Amornthep Chawalla, CIMB Thai vice-president and head of economic and financial-market research, said a slowdown in public investment has affected economic growth, while the export sector, which enjoyed a slight growth in January, is in danger of experiencing a deficit.
The first quarter’s GDP growth will suffer a deficit of higher than 1 per cent, resulting in a 1.6 per cent deficit in the first half of the year, and an overall expansion of only 2.4 per cent this year, he said.
In case the new government fails to take office by the third quarter, this year’s GDP will possibly be 1 per cent less, partly due to the US Federal Reserve’s withdrawal of quantitative easing measures and global economic slowdown in the second half of the year, he said.

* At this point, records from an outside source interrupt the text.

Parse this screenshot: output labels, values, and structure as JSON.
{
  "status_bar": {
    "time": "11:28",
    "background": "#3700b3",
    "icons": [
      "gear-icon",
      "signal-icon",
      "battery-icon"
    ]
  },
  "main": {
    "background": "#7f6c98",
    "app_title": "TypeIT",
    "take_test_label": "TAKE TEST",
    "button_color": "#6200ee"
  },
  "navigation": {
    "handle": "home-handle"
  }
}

He said the new government’s first task in stimulating the economy is investment promotion and improvement of the export structure, with more emphasis on high-technology manufacturers.
This year’s exports should expand at less than 5 per cent, based on the Thai currency exchange rate at Bt33-33.5 against the US dollar, he said.
Mr Amornthep predicted the Bank of Thailand (BoT)’s Money Policy Committee, in its meeting on Mar 12, to reduce the policy interest rate by another 0.25 per cent down to 2 per cent to relieve the people’s and manufacturers’ debt payment burden in light of the economic slowdown.